Ao destino agradam as repetições, as variantes, as simetrias; dezenove séculos depois, no sul da província de Buenos Aires, um gaúcho é agredido por outros gaúchos e, ao cair, reconhece um afilhado seu e lhe diz com mansa reprovação e lenta surpresa (estas palavras devem ser ouvidas, não lidas): "Pero, che!". Matam-no e ele não sabe que morre para que se repita uma cena.

(Jorge Luis Borges)
Obras completas de Jorge Luis Borges, volume 2 / Jorge Luis Borges. - São Paulo : Globo, 2000.

quinta-feira, 27 de janeiro de 2011

No Olho da Rua

Ir à rua, na concepção imagética de movimento para quem reside em cidades interioranas, não é sinônimo de ir a qualquer lugar. Passear sobre as calçadas salientes da minha cidade traz-me uma sensação de liberdade, porém se não fosse esta minha indecisa compreensão do mundo, em achar que tudo e todos estão a observar-me, poderia andar mais livremente. Mas, no entanto, isso não anula o brio ofertado por estas vias.
Quando penso que necessito de algo, seja lá o que for, mas necessito, a primeira coisa que me vem à mente é: ir à rua. Ir ao mercado, ir à farmácia, ir ao açougue, ir à loja, enfim, todas essas “idas” se resumem em uma só: ir à rua, novamente.
Prefiro sempre enveredar caminhando. Sinto o choque sonoro dos veículos em meus ouvidos; sinto o cheio do estrume fresco de um cavalo trotando com uma incômoda carroça nas costas; vejo a senilidade cruzando a faixa de pedestres tranquilamente, como se já não tivesse piedade dos motoristas que aguardam furiosamente sob um sol de cintilantes faíscas. E tudo passa. Pessoas conversam no meio da calçada – e parecem que escolhem justamente o lugar em que nossos pés cismam transitar, peço licença, somente.
Meu mapa mental já está todo cravado de tachinhas, e já sei precisamente onde devo ir desde que saio de casa. Corro pelas lojas, mesmo não comprando. Me dá prazer em ver coisas novas, cheiro de novo funciona como naftalina para as minhas narinas, tira todo o mofo que está acumulado. Passo pelo super mercado, e deparo-me com a calçada abarrotada de mastodônticas caixas guardiãs de ração humana, fico impressionado, e suponho que estou a transitar por um labirinto, mas logo encontro a entrada, e a moça das sacolas recebe-me com um singelo sorriso. Já digo de passagem, que nem tudo na rua são flores. Há de se encontrar, às vezes, atendentes mau-humorados.
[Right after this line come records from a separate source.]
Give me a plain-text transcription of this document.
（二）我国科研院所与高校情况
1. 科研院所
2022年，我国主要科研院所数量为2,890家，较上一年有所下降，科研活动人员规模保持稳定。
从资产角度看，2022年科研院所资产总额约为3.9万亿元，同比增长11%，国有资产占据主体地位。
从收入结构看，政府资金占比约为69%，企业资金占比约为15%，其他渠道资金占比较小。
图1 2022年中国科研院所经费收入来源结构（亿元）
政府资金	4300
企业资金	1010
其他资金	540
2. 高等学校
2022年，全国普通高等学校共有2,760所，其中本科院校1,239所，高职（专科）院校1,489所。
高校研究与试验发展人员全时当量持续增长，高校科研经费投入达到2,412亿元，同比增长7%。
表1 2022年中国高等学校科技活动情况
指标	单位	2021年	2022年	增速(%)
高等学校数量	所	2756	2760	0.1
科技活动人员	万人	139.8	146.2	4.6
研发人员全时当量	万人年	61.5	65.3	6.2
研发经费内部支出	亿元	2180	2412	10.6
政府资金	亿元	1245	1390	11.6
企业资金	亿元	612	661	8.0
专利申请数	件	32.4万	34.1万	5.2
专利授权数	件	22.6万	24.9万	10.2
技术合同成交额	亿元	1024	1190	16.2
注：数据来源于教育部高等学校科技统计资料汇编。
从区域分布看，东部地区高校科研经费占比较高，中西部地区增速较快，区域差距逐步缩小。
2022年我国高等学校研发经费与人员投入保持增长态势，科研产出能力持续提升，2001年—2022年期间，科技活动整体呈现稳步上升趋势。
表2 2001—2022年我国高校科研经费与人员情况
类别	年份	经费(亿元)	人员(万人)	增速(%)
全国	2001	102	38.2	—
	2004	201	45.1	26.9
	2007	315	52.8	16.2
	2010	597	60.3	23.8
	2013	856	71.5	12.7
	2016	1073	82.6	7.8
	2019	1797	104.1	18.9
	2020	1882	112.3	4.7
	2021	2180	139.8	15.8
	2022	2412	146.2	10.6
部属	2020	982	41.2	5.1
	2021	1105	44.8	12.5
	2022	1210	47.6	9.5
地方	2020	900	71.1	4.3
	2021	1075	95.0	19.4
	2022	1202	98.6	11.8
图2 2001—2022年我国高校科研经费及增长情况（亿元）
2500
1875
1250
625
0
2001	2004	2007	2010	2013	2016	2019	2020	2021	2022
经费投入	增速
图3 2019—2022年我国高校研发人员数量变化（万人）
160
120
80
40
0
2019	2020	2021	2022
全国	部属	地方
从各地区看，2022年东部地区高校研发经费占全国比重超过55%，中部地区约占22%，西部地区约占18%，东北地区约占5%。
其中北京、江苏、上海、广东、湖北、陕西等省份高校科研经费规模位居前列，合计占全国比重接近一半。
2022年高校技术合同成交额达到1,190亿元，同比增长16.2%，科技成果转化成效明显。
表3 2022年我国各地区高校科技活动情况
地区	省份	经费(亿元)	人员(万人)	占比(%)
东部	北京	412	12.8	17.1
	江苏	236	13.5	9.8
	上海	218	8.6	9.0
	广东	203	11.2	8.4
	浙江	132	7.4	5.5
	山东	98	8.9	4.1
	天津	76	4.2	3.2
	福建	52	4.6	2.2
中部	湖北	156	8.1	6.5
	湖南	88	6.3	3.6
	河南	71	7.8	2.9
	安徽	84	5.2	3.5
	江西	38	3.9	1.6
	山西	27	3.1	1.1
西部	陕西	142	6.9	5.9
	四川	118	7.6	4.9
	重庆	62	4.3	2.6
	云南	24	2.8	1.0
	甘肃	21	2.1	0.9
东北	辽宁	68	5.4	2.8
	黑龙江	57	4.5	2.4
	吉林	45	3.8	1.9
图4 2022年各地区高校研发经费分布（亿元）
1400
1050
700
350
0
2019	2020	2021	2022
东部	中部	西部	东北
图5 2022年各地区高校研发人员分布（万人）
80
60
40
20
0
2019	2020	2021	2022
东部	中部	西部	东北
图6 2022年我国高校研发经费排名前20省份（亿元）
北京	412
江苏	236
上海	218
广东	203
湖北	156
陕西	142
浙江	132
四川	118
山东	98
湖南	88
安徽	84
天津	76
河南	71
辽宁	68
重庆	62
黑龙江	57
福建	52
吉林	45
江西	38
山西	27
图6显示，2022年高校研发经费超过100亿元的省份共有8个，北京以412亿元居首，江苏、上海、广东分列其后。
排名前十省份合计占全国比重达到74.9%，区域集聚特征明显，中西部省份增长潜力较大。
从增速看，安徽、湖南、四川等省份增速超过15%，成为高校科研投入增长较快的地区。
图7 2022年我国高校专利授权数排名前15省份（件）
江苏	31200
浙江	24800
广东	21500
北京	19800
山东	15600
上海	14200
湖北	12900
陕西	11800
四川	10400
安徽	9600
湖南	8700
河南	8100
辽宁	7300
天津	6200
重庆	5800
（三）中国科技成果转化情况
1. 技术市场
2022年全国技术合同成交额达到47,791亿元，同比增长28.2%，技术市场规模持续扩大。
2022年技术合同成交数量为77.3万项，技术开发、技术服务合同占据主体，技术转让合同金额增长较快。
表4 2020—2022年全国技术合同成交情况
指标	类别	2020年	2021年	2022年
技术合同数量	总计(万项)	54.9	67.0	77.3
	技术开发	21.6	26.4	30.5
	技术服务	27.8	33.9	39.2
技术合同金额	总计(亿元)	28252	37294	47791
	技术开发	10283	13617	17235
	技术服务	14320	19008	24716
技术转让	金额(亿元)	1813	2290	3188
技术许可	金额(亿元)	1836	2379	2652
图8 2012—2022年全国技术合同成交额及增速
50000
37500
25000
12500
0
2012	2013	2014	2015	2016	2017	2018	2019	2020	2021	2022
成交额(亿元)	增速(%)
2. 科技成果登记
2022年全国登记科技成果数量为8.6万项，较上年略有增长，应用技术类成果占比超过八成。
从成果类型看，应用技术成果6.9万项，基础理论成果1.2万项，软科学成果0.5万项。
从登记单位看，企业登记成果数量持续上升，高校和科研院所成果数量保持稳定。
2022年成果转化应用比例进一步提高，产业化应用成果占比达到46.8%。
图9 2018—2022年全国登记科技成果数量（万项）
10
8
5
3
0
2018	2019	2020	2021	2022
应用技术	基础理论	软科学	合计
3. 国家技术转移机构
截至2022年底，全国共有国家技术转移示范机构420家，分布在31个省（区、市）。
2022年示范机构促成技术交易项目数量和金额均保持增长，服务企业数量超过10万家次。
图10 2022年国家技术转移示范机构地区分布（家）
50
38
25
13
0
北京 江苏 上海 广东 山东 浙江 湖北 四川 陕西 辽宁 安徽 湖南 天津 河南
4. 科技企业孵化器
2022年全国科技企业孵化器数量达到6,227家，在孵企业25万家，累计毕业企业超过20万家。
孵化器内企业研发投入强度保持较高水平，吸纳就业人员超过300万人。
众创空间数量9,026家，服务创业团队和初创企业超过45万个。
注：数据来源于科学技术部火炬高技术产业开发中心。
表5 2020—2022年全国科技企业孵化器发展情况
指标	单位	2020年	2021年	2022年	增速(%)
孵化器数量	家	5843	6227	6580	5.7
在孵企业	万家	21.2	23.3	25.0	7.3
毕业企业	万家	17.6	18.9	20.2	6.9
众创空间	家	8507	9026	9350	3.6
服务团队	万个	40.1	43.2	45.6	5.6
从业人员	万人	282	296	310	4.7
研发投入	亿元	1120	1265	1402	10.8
Nessas horas, nada melhor do que uma arma letal e infalível, o faro da predileção do consumidor.
De tudo o que tenho a fazer na rua, o lugar que mais me agrada e o qual me sinto confortavelmente numa colméia, são as bancas de jornal. Elas, em muitas das situações, são imperceptíveis a olho nu, permanecem esmilinguidas, frágeis, cabisbaixas na beira de uma esquina qualquer. Ninguém as desbrava, a maioria da população só se recorda de sua existência para a compra de Jornal, e só. Mesmo assim, já percebo muitos estabelecimentos a usurparem a verdadeira essência das Bancas, pois vejo jornais serem vendidos em padarias, lanchonetes, bares e restaurantes, um bando de maquiavélicos sem coração.
Certo dia, isso já é de praxe, pois toda vez que sigo à rua devo parar e ver a banca, mesmo sem a intenção de adquirir nadica, mas com a complacência de saber sobre os seus dias, como ela tem passado, quem a visita, o que tem recebido de novo, etc, etc e etc. Adentrei, salteando sobre maciças tábuas de madeira a forrar todo o seu piso. Deliberadamente, como de costume, cumprimentei o Senhor Elisário. A partir daí comecei a revirar o doce mel atracado nas prateleiras - saboreio sobriamente, e consigo passar horas e esquecer a vida. Repentinamente, vejo, dentre revistas de tricô, puericultura, automóveis e infinitas convicções religiosas, um exemplar surrado de pó exalado pelo leito da via, de Outras Inquisições de J. L. Borges. Não acreditei, como poderia? Um mito. Indecentemente, com todo respeito ao Senhor Elisário, arranquei o livro daquele pequeno mausoléu, limpei-o com as bordas de minha camisa, e reluzente, radiante expus, na prateleira que dava fronte ao meio fio, aquela obra quase dissecada por sorrateiras e invejosas edições.
Saindo de lá, tive a jubilosa sensação de apreciar um bem, um bem que eu estava a proporcionar, mesmo tal gesto, aos olhos de meus compatriotas, parecer uma tremenda bobagem – em dedicar um momento de felicidade a um portenho. Pensei, vez ou outra, a humanidade necessita regrar-se com água potável.
Assim, segui em direção a minha casa, após vaguear divertidamente pelo olho da rua.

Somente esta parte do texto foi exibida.